Ahdlerini bozmaları ile onları lanetledik ve kalplerini katılaştırdık (anlayışlarını kilitledik)! Kelimelerdeki manaları asıl anlamlarından saptırırlar. Uyarıldıkları hakikatlerden haz almayı unuttular.. . Pek azı hariç, onlardan daima hainlik görürsün. . . Onları affet, aldırma! Muhakkak ki Allah ihsan sahiplerini sever.
Sözlerini bozdukları için onları lanetledik, kalplerini katılaştırdık. Sözlerin anlamını bağlamından kaydırırlar. Uyarıldıkları şeylerin bir kısmını unuttular. Onların çoğundan sürekli ihanet göreceksin. Onları affet ve aldırma. ALLAH güzel davrananları sever.
Anlaşmalarını bozmalarından dolayı onlara lanet ettik ve kalplerini katılaştırdık. Kelimeleri bağlamlarından kopararak çarpıtıyorlar, öğütlendikleri şeyden nasiplenmeyi unuturlar, içlerinden çok azı hariç, daima onların hainlik ettiklerini görürsün. Yine de vazgeç ve yaptıklarına aldırma. Kuşkusuz Allah, iyi davrananları sever.
But because of them breaking their covenant, We have cursed them, and made their hearts become hardened; they take the words out of context; and they forgot much of what they were reminded of. And you will still discover betrayal in them except for a few; so pardon them and overlook; God loves the good doers.
So for their violation of their agreement We cursed them and made their hearts hard. They twist words from their places, and have forgotten a portion of that they were reminded of. And thou wilt not cease to find treachery among them save a few among them; but pardon thou them, and forbear thou; God loves the doers of good.
But because of their breaking of their covenant, We have cursed them and made their hearts hard. They distort the true meaning of words and have forgotten a good portion of what they were reminded of. You will never cease to come upon some act of treachery on their part, except for a few of them. Yet pardon them, and overlook. Allah loves good-doers.
It was a consequence of their violating the covenant that we condemned them, and we caused their hearts to become hardened. Consequently, they took the words out of context, and disregarded some of the commandments given to them. You will continue to witness betrayal from them, excepting a few of them. You shall pardon them, and disregard them. GOD loves those who are benevolent.

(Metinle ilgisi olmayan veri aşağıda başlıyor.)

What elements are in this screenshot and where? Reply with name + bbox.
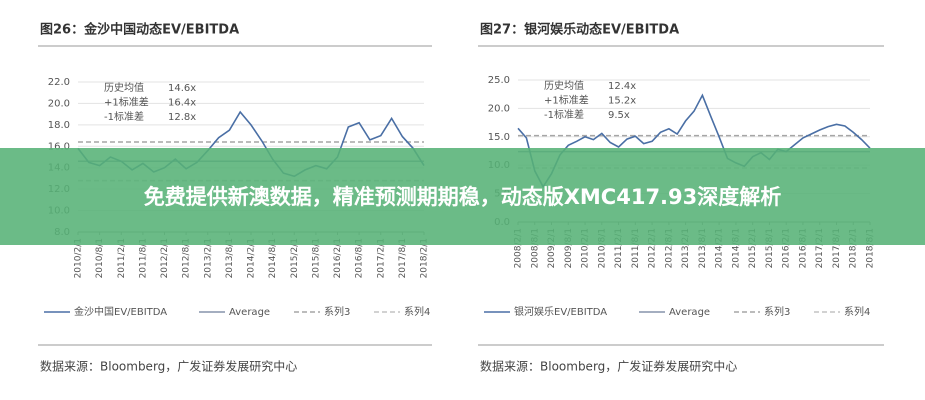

But because of them breaking their covenant, We have cursed them, and made their hearts become hardened; they take the words out of context; and they forgot much of what they were reminded of. And you will still discover betrayal in them except for a few; so pardon them and overlook; God loves the good doers.
But because of them breaking their covenant, We have cursed them, made their hearts become hardened. They take the words out of context; and they forgot much of what they were reminded of. You will still discover betrayal in them except for a few; so pardon them and overlook; God loves the good doers.